I am still very new at this but I am finding that writing is a great way to figure something out. I thought about this negative comment quite a bit since, because I didn't like doing it at all, but having done it made me realize something: I really dislike cynicism.

This was not always the case, I was told for many years that I am a sarcastic and caustic person, and my sense of humor was very much derived from that source. It is such an easy thing to play cool and to self promote through cynicism. But not anymore. Today I actually find it disgusting and I do not miss that part of myself one bit, even when I lost my sense of humor along the way.

This idea is not original I suppose, and I didn't figure it out on my own either.
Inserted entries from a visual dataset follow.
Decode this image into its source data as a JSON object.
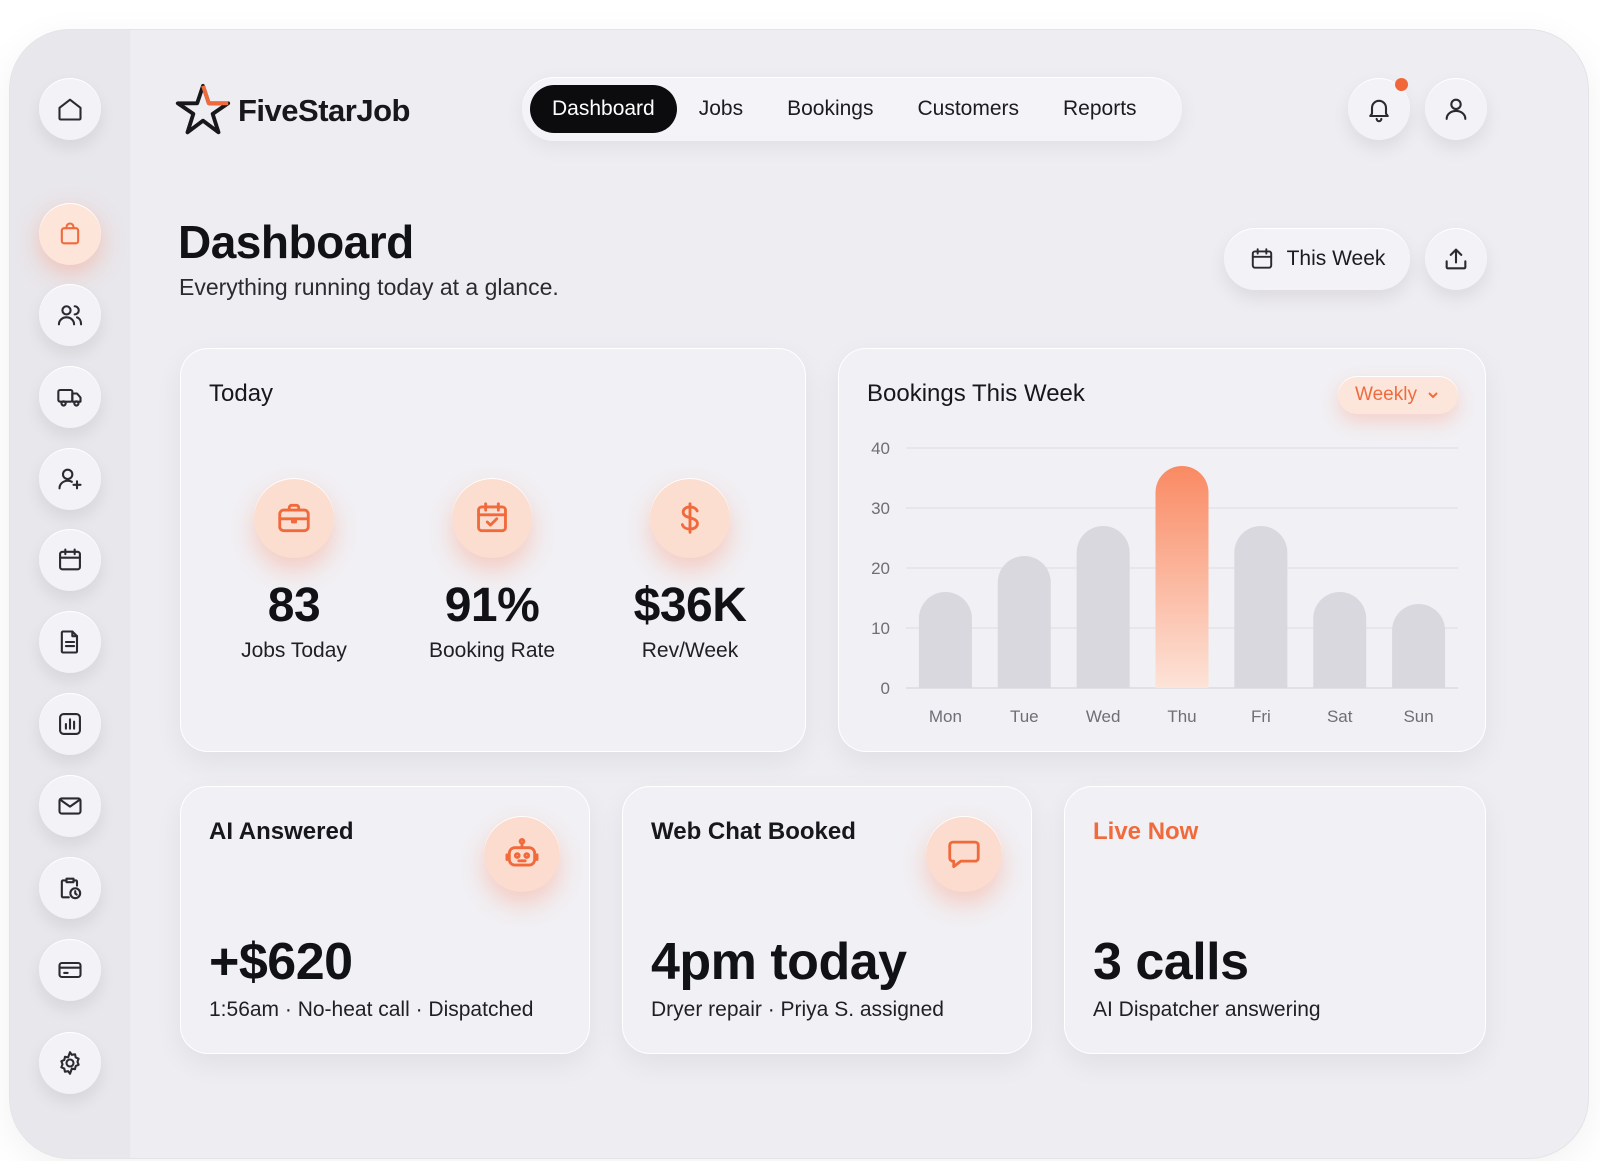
{
  "app": {
    "name": "FiveStarJob"
  },
  "nav": {
    "items": [
      "Dashboard",
      "Jobs",
      "Bookings",
      "Customers",
      "Reports"
    ],
    "active": "Dashboard"
  },
  "sidebar": {
    "icons": [
      "home-icon",
      "shopping-bag-icon",
      "users-icon",
      "truck-icon",
      "user-plus-icon",
      "calendar-icon",
      "document-icon",
      "bar-chart-icon",
      "mail-icon",
      "clipboard-clock-icon",
      "credit-card-icon",
      "gear-icon"
    ],
    "active": "shopping-bag-icon"
  },
  "header": {
    "title": "Dashboard",
    "subtitle": "Everything running today at a glance."
  },
  "actions": {
    "date_range": "This Week",
    "export_icon": "upload-icon"
  },
  "today": {
    "title": "Today",
    "stats": [
      {
        "icon": "briefcase-icon",
        "value": "83",
        "label": "Jobs Today"
      },
      {
        "icon": "calendar-check-icon",
        "value": "91%",
        "label": "Booking Rate"
      },
      {
        "icon": "dollar-icon",
        "value": "$36K",
        "label": "Rev/Week"
      }
    ]
  },
  "bookings": {
    "title": "Bookings This Week",
    "period": "Weekly"
  },
  "chart_data": {
    "type": "bar",
    "title": "Bookings This Week",
    "categories": [
      "Mon",
      "Tue",
      "Wed",
      "Thu",
      "Fri",
      "Sat",
      "Sun"
    ],
    "values": [
      16,
      22,
      27,
      37,
      27,
      16,
      14
    ],
    "yticks": [
      0,
      10,
      20,
      30,
      40
    ],
    "ylim": [
      0,
      40
    ],
    "highlight": "Thu",
    "grid": true,
    "colors": {
      "bar": "#d9d8df",
      "highlight": "#f98a63"
    }
  },
  "cards": {
    "ai": {
      "title": "AI Answered",
      "icon": "robot-icon",
      "value": "+$620",
      "detail": "1:56am · No-heat call · Dispatched"
    },
    "webchat": {
      "title": "Web Chat Booked",
      "icon": "chat-bubble-icon",
      "value": "4pm today",
      "detail": "Dryer repair · Priya S. assigned"
    },
    "live": {
      "title": "Live Now",
      "value": "3 calls",
      "detail": "AI Dispatcher answering"
    }
  },
  "colors": {
    "accent": "#f06a3c",
    "background": "#eeedf1",
    "card": "#f1f0f4",
    "nav_active": "#0c0c0e"
  }
}
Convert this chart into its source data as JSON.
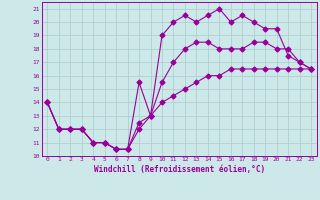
{
  "xlabel": "Windchill (Refroidissement éolien,°C)",
  "bg_color": "#cce8e8",
  "grid_color": "#aacccc",
  "line_color": "#990099",
  "xlim": [
    -0.5,
    23.5
  ],
  "ylim": [
    10,
    21.5
  ],
  "xticks": [
    0,
    1,
    2,
    3,
    4,
    5,
    6,
    7,
    8,
    9,
    10,
    11,
    12,
    13,
    14,
    15,
    16,
    17,
    18,
    19,
    20,
    21,
    22,
    23
  ],
  "yticks": [
    10,
    11,
    12,
    13,
    14,
    15,
    16,
    17,
    18,
    19,
    20,
    21
  ],
  "line1_x": [
    0,
    1,
    2,
    3,
    4,
    5,
    6,
    7,
    8,
    9,
    10,
    11,
    12,
    13,
    14,
    15,
    16,
    17,
    18,
    19,
    20,
    21,
    22,
    23
  ],
  "line1_y": [
    14,
    12,
    12,
    12,
    11,
    11,
    10.5,
    10.5,
    15.5,
    13,
    19,
    20,
    20.5,
    20,
    20.5,
    21,
    20,
    20.5,
    20,
    19.5,
    19.5,
    17.5,
    17,
    16.5
  ],
  "line2_x": [
    0,
    1,
    2,
    3,
    4,
    5,
    6,
    7,
    8,
    9,
    10,
    11,
    12,
    13,
    14,
    15,
    16,
    17,
    18,
    19,
    20,
    21,
    22,
    23
  ],
  "line2_y": [
    14,
    12,
    12,
    12,
    11,
    11,
    10.5,
    10.5,
    12.5,
    13,
    15.5,
    17,
    18,
    18.5,
    18.5,
    18,
    18,
    18,
    18.5,
    18.5,
    18,
    18,
    17,
    16.5
  ],
  "line3_x": [
    0,
    1,
    2,
    3,
    4,
    5,
    6,
    7,
    8,
    9,
    10,
    11,
    12,
    13,
    14,
    15,
    16,
    17,
    18,
    19,
    20,
    21,
    22,
    23
  ],
  "line3_y": [
    14,
    12,
    12,
    12,
    11,
    11,
    10.5,
    10.5,
    12,
    13,
    14,
    14.5,
    15,
    15.5,
    16,
    16,
    16.5,
    16.5,
    16.5,
    16.5,
    16.5,
    16.5,
    16.5,
    16.5
  ],
  "marker": "D",
  "markersize": 2.5,
  "linewidth": 0.8
}
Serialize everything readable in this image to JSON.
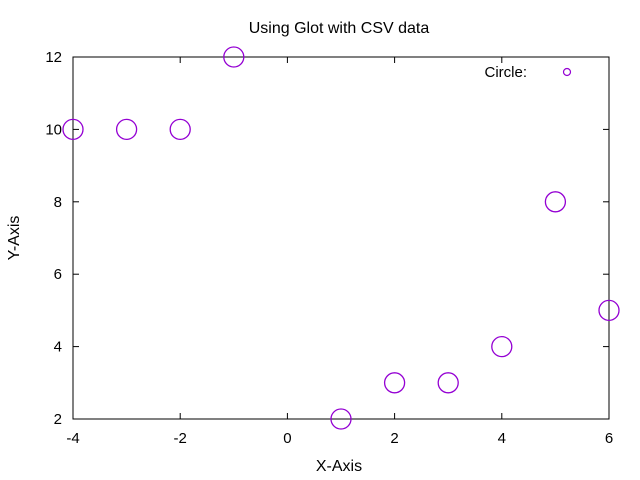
{
  "chart_data": {
    "type": "scatter",
    "title": "Using Glot with CSV data",
    "xlabel": "X-Axis",
    "ylabel": "Y-Axis",
    "xlim": [
      -4,
      6
    ],
    "ylim": [
      2,
      12
    ],
    "xticks": [
      -4,
      -2,
      0,
      2,
      4,
      6
    ],
    "yticks": [
      2,
      4,
      6,
      8,
      10,
      12
    ],
    "grid": false,
    "legend_position": "top-right",
    "marker": "circle",
    "series": [
      {
        "name": "Circle:",
        "color": "#9400d3",
        "x": [
          -4,
          -3,
          -2,
          -1,
          1,
          2,
          3,
          4,
          5,
          6
        ],
        "y": [
          10,
          10,
          10,
          12,
          2,
          3,
          3,
          4,
          8,
          5
        ]
      }
    ]
  }
}
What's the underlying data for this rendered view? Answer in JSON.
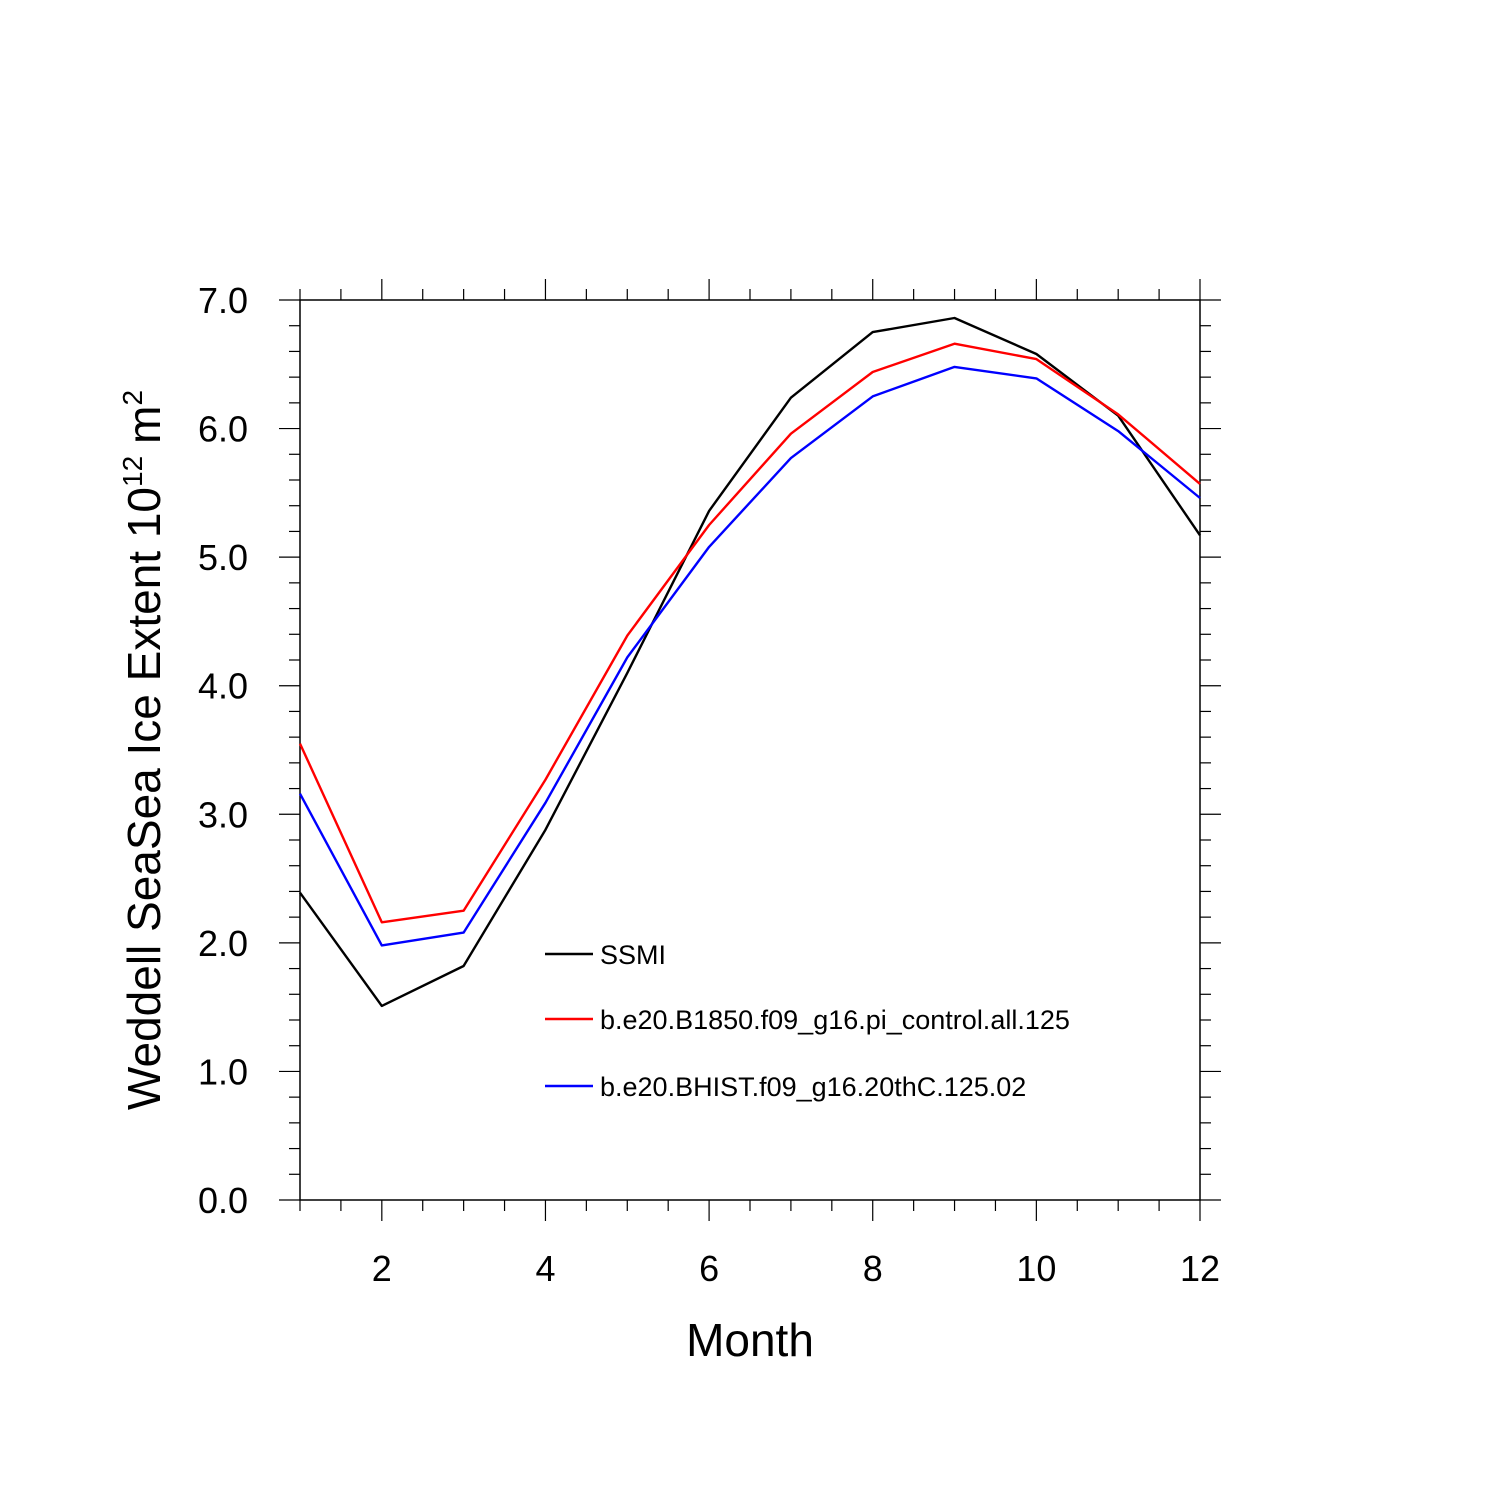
{
  "chart_data": {
    "type": "line",
    "xlabel": "Month",
    "ylabel": "Weddell SeaSea Ice Extent 10",
    "ylabel_sup": "12",
    "ylabel_unit": "m",
    "ylabel_unit_sup": "2",
    "xlim": [
      1,
      12
    ],
    "ylim": [
      0,
      7
    ],
    "x_ticks": [
      2,
      4,
      6,
      8,
      10,
      12
    ],
    "y_ticks": [
      "0.0",
      "1.0",
      "2.0",
      "3.0",
      "4.0",
      "5.0",
      "6.0",
      "7.0"
    ],
    "x": [
      1,
      2,
      3,
      4,
      5,
      6,
      7,
      8,
      9,
      10,
      11,
      12
    ],
    "grid": false,
    "legend_position": "lower-center inside plot",
    "series": [
      {
        "name": "SSMI",
        "color": "#000000",
        "values": [
          2.39,
          1.51,
          1.82,
          2.88,
          4.1,
          5.36,
          6.24,
          6.75,
          6.86,
          6.58,
          6.1,
          5.17
        ]
      },
      {
        "name": "b.e20.B1850.f09_g16.pi_control.all.125",
        "color": "#ff0000",
        "values": [
          3.55,
          2.16,
          2.25,
          3.27,
          4.39,
          5.25,
          5.96,
          6.44,
          6.66,
          6.54,
          6.11,
          5.57
        ]
      },
      {
        "name": "b.e20.BHIST.f09_g16.20thC.125.02",
        "color": "#0000ff",
        "values": [
          3.16,
          1.98,
          2.08,
          3.09,
          4.22,
          5.08,
          5.77,
          6.25,
          6.48,
          6.39,
          5.98,
          5.46
        ]
      }
    ]
  }
}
About six months ago I was listening to my favorite podcast and this woman I really admire said something like "Cynicism is so boring." That was an Eureka moment! Maybe this is obvious to everyone, but it wasn't to me. It never occurred to me to link the two, but the idea slowly grew in my head. Yeah, damn it, it is boring! Cynicism is never creative really, kinda like evil. People use it to divert personality responsibility, mask their sense of insecurity, and to deny the chance of real discussion and progress.

So am I successful in dropping cynicism out of my life? it is very hard to say. I am definitely trying, but I am well aware that I am not so witty and light hearted anymore. Perhaps the road out the land of the selfish and the bitter must be a serious one. I would love to find a way to be humorous without being negative...but I fear it may be a study of many years, decades even. I suspect it would be a worthy goal.